IMHO it would be much nicer to expose the properties as individual parameters because then the user of the component can easily see what parameters exist in the component metadata and when doing auto-complete in an IDE.
What do you think?
Btw. in the new segmenter (CoreNlpSegmenter
- not the "Old API" one which would be StanfordSegmenter
), adding a "extra parameters" parameter would be pretty simple. This could be used to funnel in additional settings not exposed by the component as parameters. Still, I think such a parameter should be used only as a last resort and instead parameters of the CoreNLP segmenter should be exposed as component parameters (as suggested above).
We don't think it is a good idea to add a component parameter for each option. The reason is that CoreNLP has plenty of options (more than 20) and some of them are language specific (e.g. SplitAll for Spanish) so it could get really messy. Plus CoreNLP itself expects a single string with the options separated by commas.
@Jibun I agree, if there are parameters that are language specific, it may not be very sensible to have them as first-class component parameters.

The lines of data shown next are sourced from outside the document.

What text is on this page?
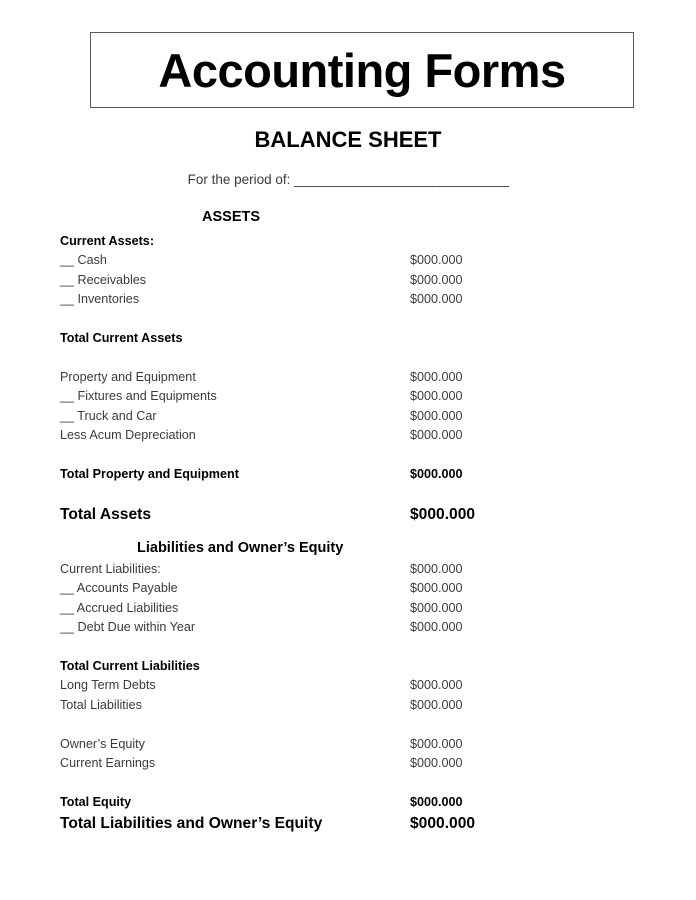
Accounting Forms
BALANCE SHEET
For the period of: _______________________________
ASSETS
Current Assets:
__ Cash	$000.000
__ Receivables	$000.000
__ Inventories	$000.000
Total Current Assets
Property and Equipment	$000.000
__ Fixtures and Equipments	$000.000
__ Truck and Car	$000.000
Less Acum Depreciation	$000.000
Total Property and Equipment	$000.000
Total Assets	$000.000
Liabilities and Owner’s Equity
Current Liabilities:	$000.000
__ Accounts Payable	$000.000
__ Accrued Liabilities	$000.000
__ Debt Due within Year	$000.000
Total Current Liabilities
Long Term Debts	$000.000
Total Liabilities	$000.000
Owner’s Equity	$000.000
Current Earnings	$000.000
Total Equity	$000.000
Total Liabilities and Owner’s Equity	$000.000
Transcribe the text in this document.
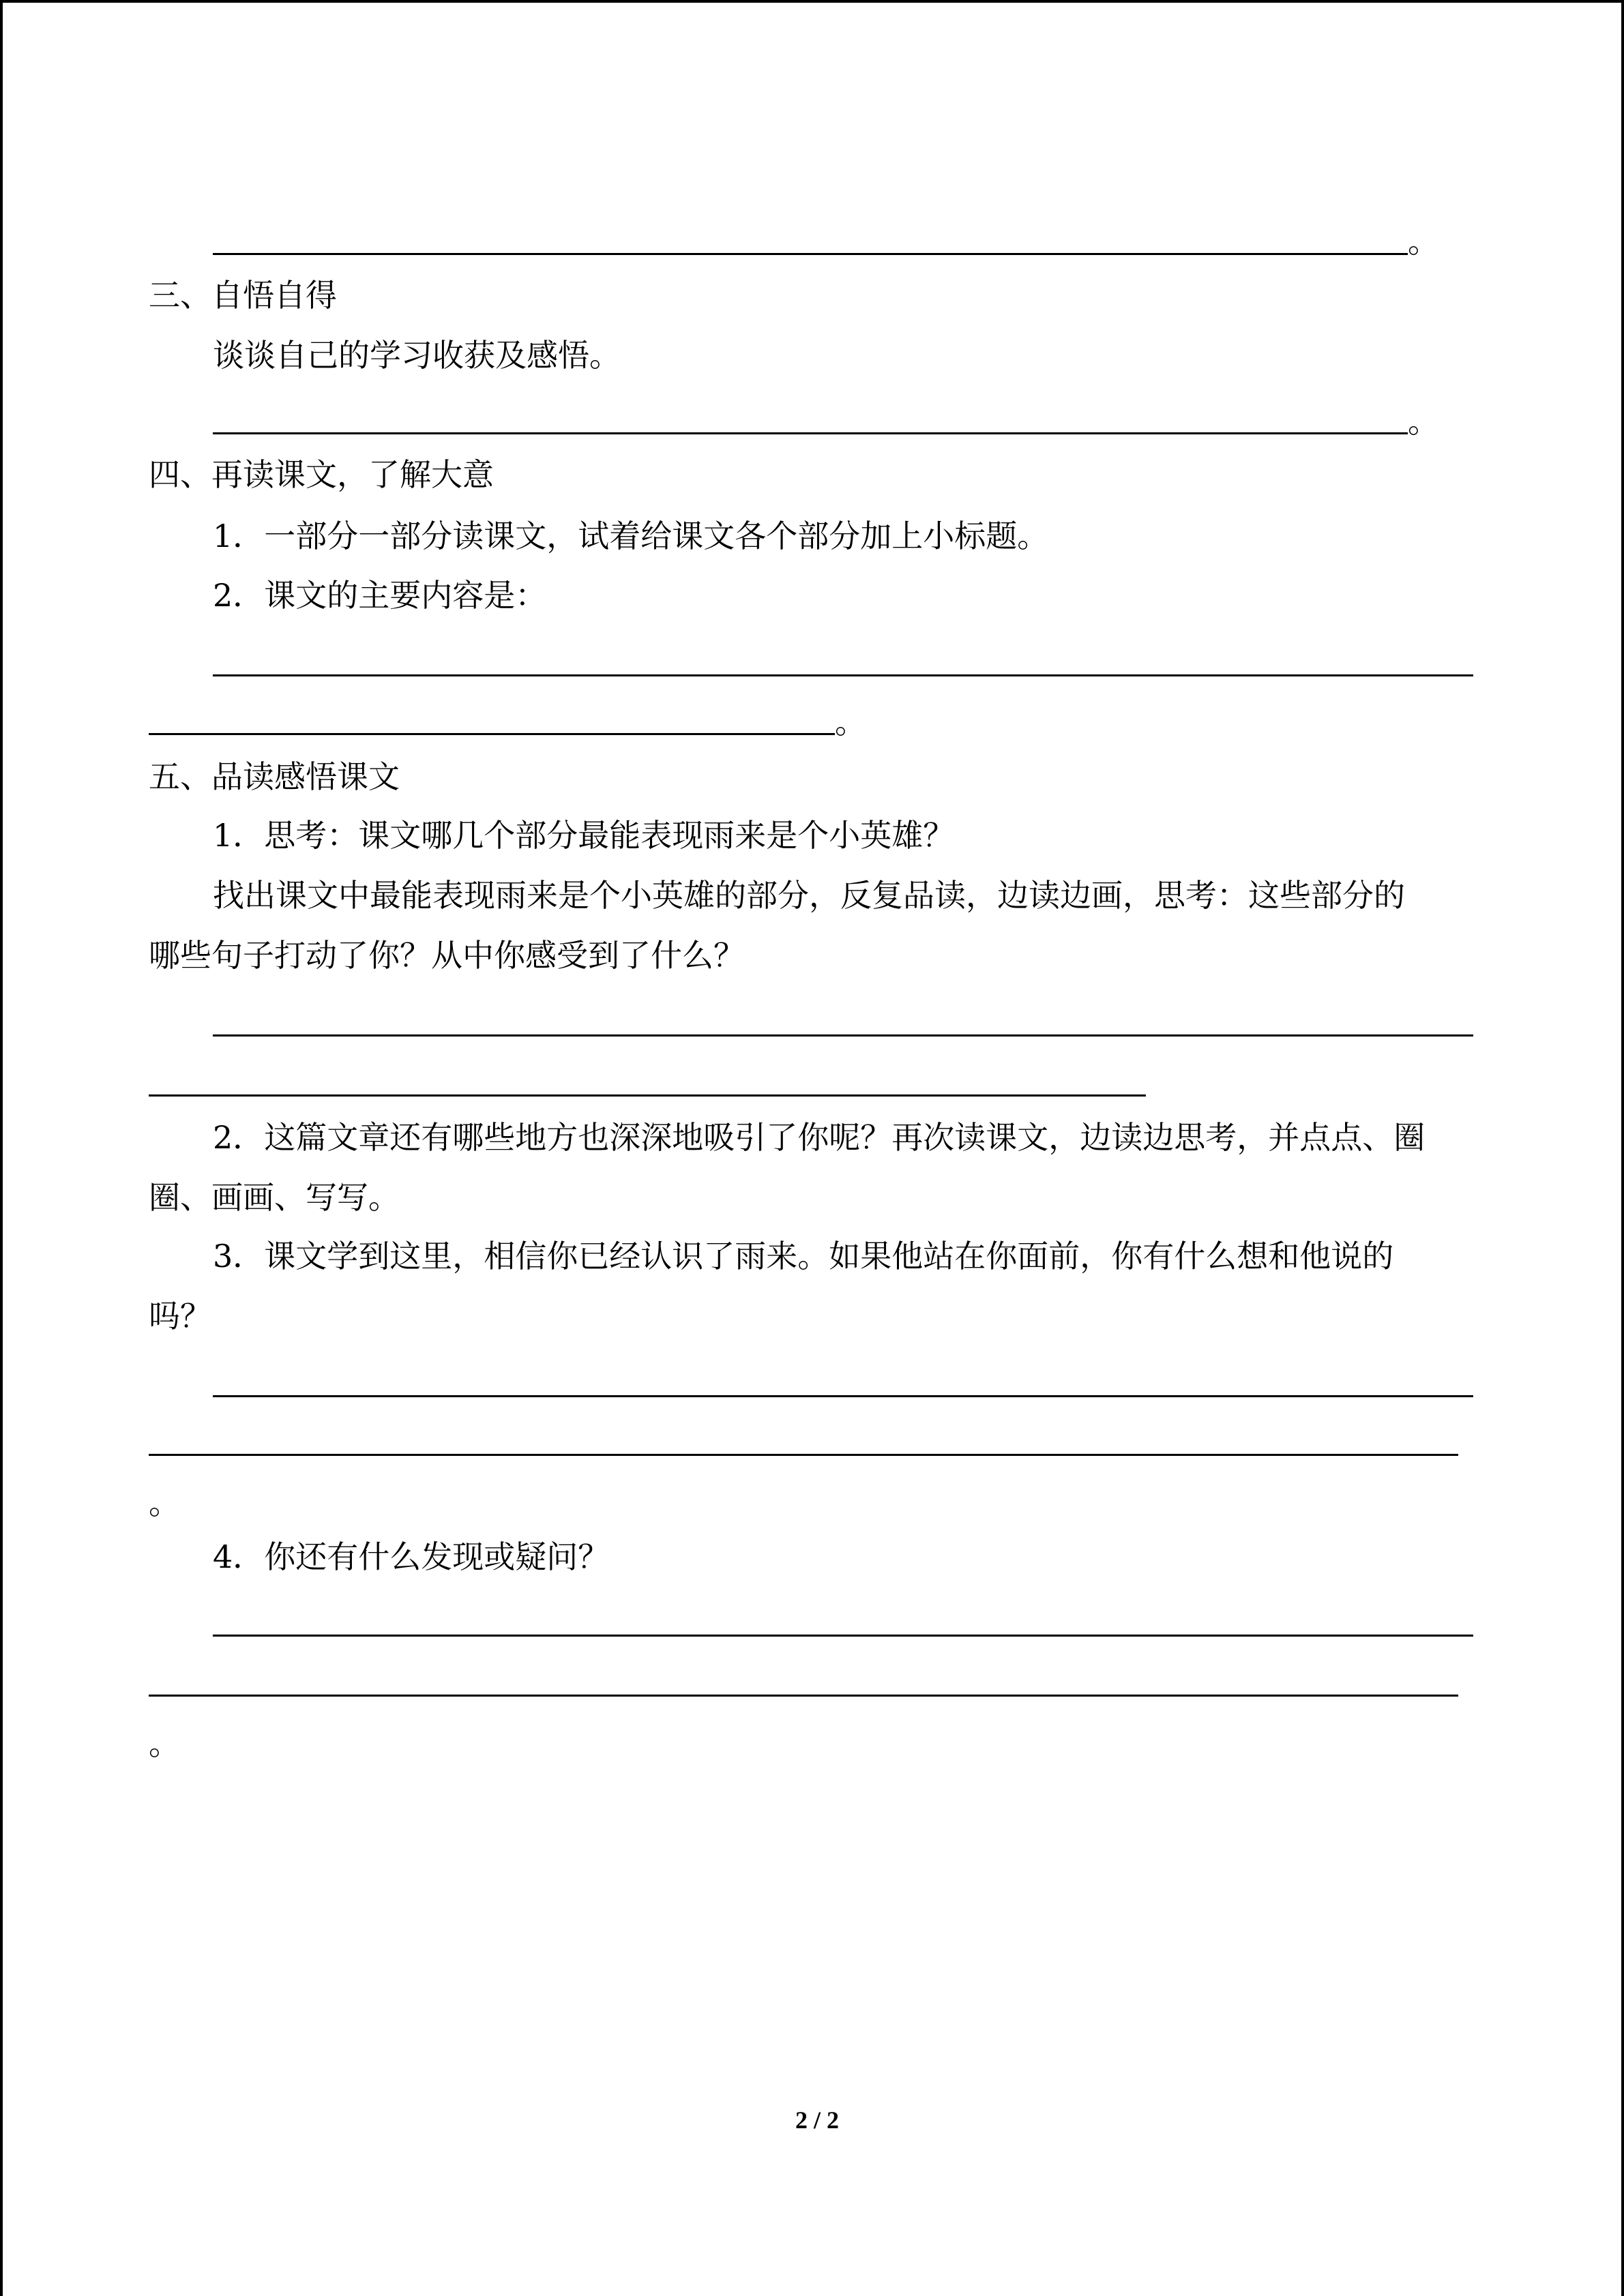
。
三、自悟自得
谈谈自己的学习收获及感悟。
。
四、再读课文，了解大意
1．一部分一部分读课文，试着给课文各个部分加上小标题。
2．课文的主要内容是：
。
五、品读感悟课文
1．思考：课文哪几个部分最能表现雨来是个小英雄？
找出课文中最能表现雨来是个小英雄的部分，反复品读，边读边画，思考：这些部分的
哪些句子打动了你？从中你感受到了什么？
2．这篇文章还有哪些地方也深深地吸引了你呢？再次读课文，边读边思考，并点点、圈
圈、画画、写写。
3．课文学到这里，相信你已经认识了雨来。如果他站在你面前，你有什么想和他说的
吗？
。
4．你还有什么发现或疑问？
。
2 / 2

@reckart Spanish default segmentation options include clitic splitting, but proper clitic segmentation require Stanford CoreNLP Spanish models which are not included as dependencies in the pom right now.
I personally think it would make more sense the models to be included in DKPro CoreNLP than the user having to include them externally, since there is no hint that this dependency is needed.
What do you think?
Is that another segmenter model for spanish like the one we are trying to integrate for arabic?
@reckart Is not exactly the same. If the dependency is provided:
<dependency>
<groupId>edu.stanford.nlp</groupId>
<artifactId>stanford-corenlp</artifactId>
<version>${corenlp.version}</version>
<classifier>models-spanish</classifier>
</dependency>
It automatically detects extra clitics and segment them. There is no need to load the model in any way from the code. Actually I see that this dependency is already in the pom, but it is commented.
Hm. I would like to avoid depending directly on the Stanford model JARs because that would require that every user has to download them whether they use the respective language or not.
Yeah, it seems legit.
@Jibun I guess this issue can be closed now the PR has been merged?
@reckart indeed
Discussed changes merged
It would be convenient to be able to specify options to the CoreNLP Segmenter, a feature that the Stanford CoreNLP itself already provide. For instance: splitAll=true, ptb3Escaping=false, etc.